Migration : Gimme Some Lovin’

Essayez donc d’épouser un-e demandeur-euse d’asile au Luxembourg et vous goûterez un peu aux leurres et désinformations employés par ce pays pour vous faire douter de vos droits.

À découvert : Cary Grant dans « North by Northwest » d’Alfred Hitchcock.

Oui, je sais. Je vous entends ! Vous venez d’emporter un exemplaire du woxx depuis notre stand au Festival des migrations (ah ! si seulement tous nos lectrices et lecteurs étaient comme vous…) que déjà vos nerfs sont mis à rude épreuve. Mais non, n’ayez crainte. Ce n’est sûrement pas dans votre journal favori qu’il vous sera servi l’éloge de la vie matrimoniale – après 30 ans de militantisme de notre part contre l’institution du mariage en tant que telle, voyons ! Plutôt mourir. Et en solitaires, s’il le faut, cela nous est bien égal !

Simplement, et vous en conviendrez, il y a des situations où le mariage peut sauver un individu du pétrin administratif dans lequel il se trouve embourbé. Imaginez un instant la Syrie, l’Irak, l’Érythrée, le Soudan et l’Afghanistan, l’Azerbaïdjan ou la Biélorussie – bref, tous ces charmants pays dont sont originaires les gens qui peuplent nos foyers d’accueil, en nombre toujours croissant. Imaginez que parmi ces individus demandeurs d’asile, il y en ait un qui possède la singulière capacité de vous faire aimer la barrière linguistique – qui normalement sépare les êtres –, parce qu’elle prolonge infiniment les conversations et augmente les occasions de se regarder dans les yeux… Vous comprenez, c’est d’amour que je vous parle !

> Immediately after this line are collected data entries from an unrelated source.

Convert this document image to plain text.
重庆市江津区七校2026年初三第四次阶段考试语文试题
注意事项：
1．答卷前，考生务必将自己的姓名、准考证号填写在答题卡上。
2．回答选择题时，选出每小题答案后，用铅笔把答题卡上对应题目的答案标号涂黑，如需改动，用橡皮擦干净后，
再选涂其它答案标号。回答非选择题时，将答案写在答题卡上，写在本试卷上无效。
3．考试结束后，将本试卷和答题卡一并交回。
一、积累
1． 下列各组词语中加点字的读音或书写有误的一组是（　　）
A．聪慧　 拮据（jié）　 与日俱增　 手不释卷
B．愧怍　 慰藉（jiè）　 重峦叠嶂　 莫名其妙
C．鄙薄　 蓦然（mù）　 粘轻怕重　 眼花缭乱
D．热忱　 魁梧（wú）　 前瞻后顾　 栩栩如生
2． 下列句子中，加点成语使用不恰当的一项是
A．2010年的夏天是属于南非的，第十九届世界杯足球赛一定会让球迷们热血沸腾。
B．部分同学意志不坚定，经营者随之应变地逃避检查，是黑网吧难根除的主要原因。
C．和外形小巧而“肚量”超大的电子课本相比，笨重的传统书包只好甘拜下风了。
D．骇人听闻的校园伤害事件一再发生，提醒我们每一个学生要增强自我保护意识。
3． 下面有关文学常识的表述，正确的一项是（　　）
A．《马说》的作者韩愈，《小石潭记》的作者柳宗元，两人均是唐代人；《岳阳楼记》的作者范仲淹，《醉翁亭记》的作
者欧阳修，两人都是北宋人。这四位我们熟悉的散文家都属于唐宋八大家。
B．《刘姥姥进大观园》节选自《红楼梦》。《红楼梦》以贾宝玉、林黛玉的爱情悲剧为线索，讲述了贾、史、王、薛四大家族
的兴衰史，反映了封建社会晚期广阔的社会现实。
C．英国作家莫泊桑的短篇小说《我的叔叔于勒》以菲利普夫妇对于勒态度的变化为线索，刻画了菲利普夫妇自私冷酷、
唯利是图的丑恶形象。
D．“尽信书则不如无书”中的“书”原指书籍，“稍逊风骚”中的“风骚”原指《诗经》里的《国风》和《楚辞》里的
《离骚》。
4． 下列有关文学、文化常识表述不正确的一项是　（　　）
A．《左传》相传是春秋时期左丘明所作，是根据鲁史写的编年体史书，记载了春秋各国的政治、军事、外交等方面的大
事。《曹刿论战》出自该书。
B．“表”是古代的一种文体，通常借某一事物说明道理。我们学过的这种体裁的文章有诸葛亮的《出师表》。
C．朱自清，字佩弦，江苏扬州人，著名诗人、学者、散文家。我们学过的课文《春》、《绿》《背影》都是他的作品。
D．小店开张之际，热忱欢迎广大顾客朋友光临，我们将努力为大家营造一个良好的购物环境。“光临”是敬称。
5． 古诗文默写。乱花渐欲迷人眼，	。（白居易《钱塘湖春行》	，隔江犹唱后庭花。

Et mettons que vous ne supportiez plus de voir cet être que vous avez devant vous livré à la merci d’une Direction de l’immigration la plupart du temps assez froide, perfide parfois et souvent odieuse. Et que donc, abstraction faite d’une pression sociale certaine qui pourrait aboutir à votre fonctionnarisation prochaine, de vos craintes pour l’avenir et des conseils bien intentionnés de votre famille, vous décidiez pour une fois de vous fier à votre intelligence du cœur. Autrement dit, de libérer par les liens de l’amour et donc du mariage la personne devant vous de l’épée de Damoclès qui plane au-dessus de sa tête, de régler une situation qui vous pourrit la vie à tous les deux.

Mais essayez donc d’épouser un-e demandeur-euse d’asile au Luxembourg et vous goûterez un peu aux leurres et désinformations employés par ce pays pour vous faire douter de vos droits. À commencer par la fameuse Direction de l’immigration où, paraît-il, on vous répond systématiquement que se marier en tant que demandeur d’asile est chose impossible. Ah non ! non et non ! Avec un papier rose ? IM-PO-SSI-BLE !

Sauf que c’est faux. C’est même carrément un mensonge, et n’importe quelle association de soutien aux migrant-e-s vous le confirmera : en réalité, le meilleur moment pour qu’un-e demandeur-euse d’asile se marie, c’est pendant que sa procédure est en cours. Débouté-e et illégal-e, il ou elle doit craindre à tout moment la reconduction dans son pays. Or cela, même dans beaucoup de communes, les officiers d’état civil ne le savent pas, et aux couples qui arrivent, ils répètent l’interdit lié au « papier rose ».

Dans beaucoup de communes, les officiers d’état civil répètent l’interdit lié au « papier rose ».

Or, il suffit de se rendre sur guichet.lu ou n’importe quel site communal et de consulter d’un simple clic la page consacrée à la préparation d’un mariage civil, où l’État reconnaît implicitement ce qu’ailleurs il qualifie d’impossible, à savoir que : « Les demandeurs d’asile, non encore reconnus comme résidents en soi, doivent prouver leur état civil actuel avec un certificat attestant leur statut (délivré par le ministère des Affaires étrangères et européennes (MAEE) – Direction de l’immigration) pour pouvoir se marier au Luxembourg. »

Le mariage est un droit reconnu par l’article 12 de la Convention européenne des droits de l’homme et confirmé par la jurisprudence de la Cour européenne des droits de l’homme. Et comme le reconnaissait le ministre de la Justice dans le rapport de l’Ombudsman de 2010 portant sur le refus d’une commune d’enregistrer le mariage contracté avec un migrant en situation irrégulière, « le droit au mariage » est même « indépendant du statut au regard du droit de séjour ».